Des certitudes accompagnées de grandes attentes. La référence va clairement à OG Anunoby et Précieux Achiuwa qui, progressivement, seront appelés à augmenter leur nombre d’heures de travail. utilisation – certainement pas au niveau de Luka Doncic – pour garantir un la fluidité de la manœuvre toujours mieux aux Canadiens. Sur Raptors de Toronto, Anunobysans la carte d’identité, est maintenant un vétéran et appartient au cycle précédent. La pressionautour de lui ne peut qu’être élevé, et déjà la saison dernière, le joueur a montré qu’il pouvait et voulait assumer de plus en plus de responsabilités. responsabilités. La route tracée est la bonne, pour un tireur de 39,6% en catch-and-shoot au cours de la dernière saison, qui augmente le volume des tirs et la qualité des passes. Un chemin de croissance que l’on aspire à suivre également Achiuwaimmédiatement intégré dans le dynamique du jeu et capable d’avoir un impact évident.
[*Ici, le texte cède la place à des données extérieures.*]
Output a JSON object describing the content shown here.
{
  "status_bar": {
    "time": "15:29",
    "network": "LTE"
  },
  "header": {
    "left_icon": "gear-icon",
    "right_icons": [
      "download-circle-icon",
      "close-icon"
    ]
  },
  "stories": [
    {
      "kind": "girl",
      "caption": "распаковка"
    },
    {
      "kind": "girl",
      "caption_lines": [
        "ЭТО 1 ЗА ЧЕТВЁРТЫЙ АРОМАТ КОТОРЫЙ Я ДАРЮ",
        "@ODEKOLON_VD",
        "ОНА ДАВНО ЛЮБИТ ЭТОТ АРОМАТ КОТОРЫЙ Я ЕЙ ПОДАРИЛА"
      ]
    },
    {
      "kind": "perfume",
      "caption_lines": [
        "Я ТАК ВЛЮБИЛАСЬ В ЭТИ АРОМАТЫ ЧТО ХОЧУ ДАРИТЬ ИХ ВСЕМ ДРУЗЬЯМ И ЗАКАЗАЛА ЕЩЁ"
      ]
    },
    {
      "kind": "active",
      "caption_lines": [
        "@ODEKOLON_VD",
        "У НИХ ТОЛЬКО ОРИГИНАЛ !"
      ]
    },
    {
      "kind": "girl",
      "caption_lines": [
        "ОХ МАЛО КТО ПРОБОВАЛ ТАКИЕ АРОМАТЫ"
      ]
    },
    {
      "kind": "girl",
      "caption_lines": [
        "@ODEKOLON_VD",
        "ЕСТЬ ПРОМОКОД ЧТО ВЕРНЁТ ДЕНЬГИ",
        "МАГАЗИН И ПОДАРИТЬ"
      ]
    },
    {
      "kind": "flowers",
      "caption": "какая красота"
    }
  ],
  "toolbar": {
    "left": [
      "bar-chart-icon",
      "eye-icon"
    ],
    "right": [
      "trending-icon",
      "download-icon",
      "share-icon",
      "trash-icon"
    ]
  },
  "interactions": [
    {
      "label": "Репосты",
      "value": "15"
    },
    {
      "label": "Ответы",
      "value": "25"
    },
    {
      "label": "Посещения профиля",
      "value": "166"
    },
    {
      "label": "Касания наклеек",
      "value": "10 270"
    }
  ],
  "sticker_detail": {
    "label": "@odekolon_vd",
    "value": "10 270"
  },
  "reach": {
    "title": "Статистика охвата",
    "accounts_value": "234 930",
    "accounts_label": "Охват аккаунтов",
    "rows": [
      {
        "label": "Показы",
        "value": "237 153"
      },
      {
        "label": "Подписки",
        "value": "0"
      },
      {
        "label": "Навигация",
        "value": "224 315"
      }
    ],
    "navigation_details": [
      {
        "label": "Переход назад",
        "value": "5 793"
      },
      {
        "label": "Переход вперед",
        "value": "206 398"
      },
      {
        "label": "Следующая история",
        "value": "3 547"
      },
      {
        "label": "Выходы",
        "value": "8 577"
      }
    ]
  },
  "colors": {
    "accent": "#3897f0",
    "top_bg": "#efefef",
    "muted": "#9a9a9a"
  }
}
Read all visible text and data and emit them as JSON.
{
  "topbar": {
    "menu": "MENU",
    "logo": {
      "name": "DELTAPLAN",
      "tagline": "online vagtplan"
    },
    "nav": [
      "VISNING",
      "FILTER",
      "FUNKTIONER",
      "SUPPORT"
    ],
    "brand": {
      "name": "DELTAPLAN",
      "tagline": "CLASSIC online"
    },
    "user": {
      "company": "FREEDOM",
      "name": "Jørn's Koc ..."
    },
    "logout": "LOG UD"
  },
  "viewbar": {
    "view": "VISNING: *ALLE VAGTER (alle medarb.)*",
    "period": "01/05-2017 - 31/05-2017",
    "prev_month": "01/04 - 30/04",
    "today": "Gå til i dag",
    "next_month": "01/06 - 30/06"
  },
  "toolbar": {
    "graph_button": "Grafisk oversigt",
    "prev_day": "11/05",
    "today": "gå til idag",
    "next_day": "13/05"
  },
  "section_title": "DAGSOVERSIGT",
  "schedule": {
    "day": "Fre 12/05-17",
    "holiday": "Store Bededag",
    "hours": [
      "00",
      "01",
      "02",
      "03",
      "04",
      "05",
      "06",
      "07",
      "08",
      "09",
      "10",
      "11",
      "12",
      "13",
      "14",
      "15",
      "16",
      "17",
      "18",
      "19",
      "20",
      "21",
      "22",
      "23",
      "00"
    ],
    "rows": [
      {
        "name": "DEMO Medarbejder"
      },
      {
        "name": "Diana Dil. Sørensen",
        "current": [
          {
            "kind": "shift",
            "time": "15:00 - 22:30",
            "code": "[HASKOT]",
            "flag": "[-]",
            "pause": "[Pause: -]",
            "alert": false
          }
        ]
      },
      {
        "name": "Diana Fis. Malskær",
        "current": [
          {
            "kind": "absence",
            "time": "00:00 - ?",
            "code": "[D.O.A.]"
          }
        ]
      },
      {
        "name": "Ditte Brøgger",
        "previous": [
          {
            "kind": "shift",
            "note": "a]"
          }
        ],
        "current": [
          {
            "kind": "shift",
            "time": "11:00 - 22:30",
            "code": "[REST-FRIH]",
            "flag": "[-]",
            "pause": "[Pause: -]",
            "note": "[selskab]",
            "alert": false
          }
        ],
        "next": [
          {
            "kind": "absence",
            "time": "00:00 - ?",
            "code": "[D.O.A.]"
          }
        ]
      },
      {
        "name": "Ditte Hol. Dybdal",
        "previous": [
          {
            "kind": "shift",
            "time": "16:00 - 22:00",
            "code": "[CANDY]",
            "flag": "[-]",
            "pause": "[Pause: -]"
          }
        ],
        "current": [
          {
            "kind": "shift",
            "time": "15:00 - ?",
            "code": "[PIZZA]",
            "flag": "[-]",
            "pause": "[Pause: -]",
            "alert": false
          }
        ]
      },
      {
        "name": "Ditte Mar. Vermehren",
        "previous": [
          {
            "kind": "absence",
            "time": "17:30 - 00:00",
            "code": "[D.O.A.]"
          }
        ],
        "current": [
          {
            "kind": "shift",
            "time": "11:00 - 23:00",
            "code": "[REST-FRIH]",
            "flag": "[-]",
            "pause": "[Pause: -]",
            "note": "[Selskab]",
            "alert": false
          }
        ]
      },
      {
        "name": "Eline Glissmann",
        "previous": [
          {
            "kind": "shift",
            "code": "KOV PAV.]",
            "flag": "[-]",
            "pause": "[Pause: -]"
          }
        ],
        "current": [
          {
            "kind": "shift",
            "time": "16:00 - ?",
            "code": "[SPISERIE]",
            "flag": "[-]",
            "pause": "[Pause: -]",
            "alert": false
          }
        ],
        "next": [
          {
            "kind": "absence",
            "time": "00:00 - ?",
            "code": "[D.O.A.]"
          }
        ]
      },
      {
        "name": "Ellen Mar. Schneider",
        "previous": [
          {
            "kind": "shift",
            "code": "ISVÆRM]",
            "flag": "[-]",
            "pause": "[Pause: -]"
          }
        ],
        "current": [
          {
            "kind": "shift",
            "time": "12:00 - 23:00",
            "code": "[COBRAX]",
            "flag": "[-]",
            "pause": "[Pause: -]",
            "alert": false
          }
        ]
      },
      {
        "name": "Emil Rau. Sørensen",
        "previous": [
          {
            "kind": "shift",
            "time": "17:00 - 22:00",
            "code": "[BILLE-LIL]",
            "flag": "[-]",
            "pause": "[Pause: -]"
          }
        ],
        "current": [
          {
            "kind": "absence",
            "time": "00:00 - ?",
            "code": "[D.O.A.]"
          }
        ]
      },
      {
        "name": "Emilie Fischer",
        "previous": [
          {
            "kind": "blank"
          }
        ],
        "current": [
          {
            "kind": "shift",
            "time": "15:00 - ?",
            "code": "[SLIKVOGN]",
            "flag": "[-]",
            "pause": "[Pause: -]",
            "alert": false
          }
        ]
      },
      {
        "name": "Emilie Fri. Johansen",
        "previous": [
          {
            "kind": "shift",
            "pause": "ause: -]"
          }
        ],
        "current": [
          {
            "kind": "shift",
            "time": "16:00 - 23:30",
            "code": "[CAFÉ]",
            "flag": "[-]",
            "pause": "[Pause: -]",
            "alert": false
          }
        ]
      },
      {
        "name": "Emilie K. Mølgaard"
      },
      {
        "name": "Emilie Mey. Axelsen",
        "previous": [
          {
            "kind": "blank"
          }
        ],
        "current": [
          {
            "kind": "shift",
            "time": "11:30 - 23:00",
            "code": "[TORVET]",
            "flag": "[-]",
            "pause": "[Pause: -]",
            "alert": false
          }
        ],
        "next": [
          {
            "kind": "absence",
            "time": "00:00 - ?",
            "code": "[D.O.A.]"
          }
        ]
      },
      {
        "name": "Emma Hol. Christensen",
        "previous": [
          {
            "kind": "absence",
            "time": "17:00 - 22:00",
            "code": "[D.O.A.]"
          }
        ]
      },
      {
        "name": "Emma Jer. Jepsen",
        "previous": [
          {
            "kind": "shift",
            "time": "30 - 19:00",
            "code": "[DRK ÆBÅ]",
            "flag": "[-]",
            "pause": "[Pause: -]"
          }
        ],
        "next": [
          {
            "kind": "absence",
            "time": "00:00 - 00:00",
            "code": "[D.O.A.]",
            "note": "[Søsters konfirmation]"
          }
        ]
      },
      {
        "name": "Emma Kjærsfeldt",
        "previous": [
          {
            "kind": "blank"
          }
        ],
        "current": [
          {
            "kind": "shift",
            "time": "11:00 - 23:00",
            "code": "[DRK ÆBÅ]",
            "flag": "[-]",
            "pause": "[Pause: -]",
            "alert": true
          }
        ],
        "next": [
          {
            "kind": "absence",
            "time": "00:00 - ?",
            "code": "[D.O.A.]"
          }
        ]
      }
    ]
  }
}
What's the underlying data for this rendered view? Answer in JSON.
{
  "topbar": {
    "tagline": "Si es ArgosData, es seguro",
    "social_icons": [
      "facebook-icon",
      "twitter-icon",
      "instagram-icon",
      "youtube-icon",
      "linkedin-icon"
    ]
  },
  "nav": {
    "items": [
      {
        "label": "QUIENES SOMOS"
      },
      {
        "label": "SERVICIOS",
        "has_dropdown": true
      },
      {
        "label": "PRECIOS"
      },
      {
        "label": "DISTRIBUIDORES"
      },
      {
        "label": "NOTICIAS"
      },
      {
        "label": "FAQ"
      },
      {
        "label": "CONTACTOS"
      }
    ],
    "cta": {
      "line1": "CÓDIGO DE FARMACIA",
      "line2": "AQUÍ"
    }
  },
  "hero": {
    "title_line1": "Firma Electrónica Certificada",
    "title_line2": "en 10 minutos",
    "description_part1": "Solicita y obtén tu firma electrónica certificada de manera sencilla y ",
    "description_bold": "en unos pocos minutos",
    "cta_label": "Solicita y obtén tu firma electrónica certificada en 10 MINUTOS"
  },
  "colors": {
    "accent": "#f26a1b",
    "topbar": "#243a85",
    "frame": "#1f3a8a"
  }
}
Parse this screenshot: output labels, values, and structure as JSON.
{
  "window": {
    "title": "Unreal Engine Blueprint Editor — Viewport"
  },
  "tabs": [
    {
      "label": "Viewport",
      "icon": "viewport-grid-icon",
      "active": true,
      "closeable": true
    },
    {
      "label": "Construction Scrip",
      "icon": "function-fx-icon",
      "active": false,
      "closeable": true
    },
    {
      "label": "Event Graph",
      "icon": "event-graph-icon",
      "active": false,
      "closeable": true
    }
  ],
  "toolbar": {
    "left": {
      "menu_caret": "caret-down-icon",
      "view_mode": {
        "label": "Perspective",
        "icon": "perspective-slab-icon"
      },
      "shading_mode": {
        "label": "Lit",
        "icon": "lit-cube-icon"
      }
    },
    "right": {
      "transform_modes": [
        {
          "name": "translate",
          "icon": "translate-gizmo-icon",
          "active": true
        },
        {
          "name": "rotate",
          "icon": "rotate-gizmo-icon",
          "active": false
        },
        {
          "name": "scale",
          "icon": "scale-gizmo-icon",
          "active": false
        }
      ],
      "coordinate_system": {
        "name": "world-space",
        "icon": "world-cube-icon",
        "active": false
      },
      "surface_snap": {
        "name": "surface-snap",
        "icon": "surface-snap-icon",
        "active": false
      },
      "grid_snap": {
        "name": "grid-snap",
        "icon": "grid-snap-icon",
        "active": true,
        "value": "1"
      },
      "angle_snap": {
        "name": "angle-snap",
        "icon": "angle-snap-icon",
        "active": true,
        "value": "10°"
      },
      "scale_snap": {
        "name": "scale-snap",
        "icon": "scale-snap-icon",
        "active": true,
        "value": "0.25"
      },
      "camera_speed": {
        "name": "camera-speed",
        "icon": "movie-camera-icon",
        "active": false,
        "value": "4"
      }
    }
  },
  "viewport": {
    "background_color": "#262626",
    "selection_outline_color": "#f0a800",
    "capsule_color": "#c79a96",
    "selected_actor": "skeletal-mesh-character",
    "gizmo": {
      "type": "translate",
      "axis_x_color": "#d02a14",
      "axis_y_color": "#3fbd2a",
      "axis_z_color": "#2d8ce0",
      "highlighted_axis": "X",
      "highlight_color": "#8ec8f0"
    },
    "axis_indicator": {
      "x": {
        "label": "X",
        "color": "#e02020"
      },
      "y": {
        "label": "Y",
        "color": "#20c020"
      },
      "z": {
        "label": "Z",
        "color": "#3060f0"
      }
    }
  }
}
C’est un joueur qui a une grande marge de progression.

Scottie Barnes, Toronto Raptors

La même chose, bien qu’ici nous soyons (peut-être) à un niveau encore plus élevé, en montrant la recrue de l’année Scottie Barnes: le véritable trésor de la Raptors de Toronto. Un joueur capable d’être décisif – et potentiellement dominant – dans les deux moitiés du terrain : il peut faire un peu de tout et dans tous les fondamentaux, il montre des qualités intéressantes des améliorations sont possibles. De manutention des billes dans la direction de la pick and rollScottie Barnes est fondamental pour le Raptors de Toronto. Un joueur qui s’avère être un homme-assistant avec une vision du jeu intrigante et qui prouve qu’il peut défendre dans tous les rôles. En d’autres termes, Barnes incarne pleinement le concept de travail d’équipele sacrifice et l’engagement pour le bien du groupe tout en sacrifiant la gloire personnelle. Un interprète de cette la philosophie du jeu qui, chaque soir, rend hommage au Jeu et au dieux du basketqui, en augmentant attention et le regard d’intérêt sur le Raptors de Toronto comme l’équipe de la futur pour l’antonomase.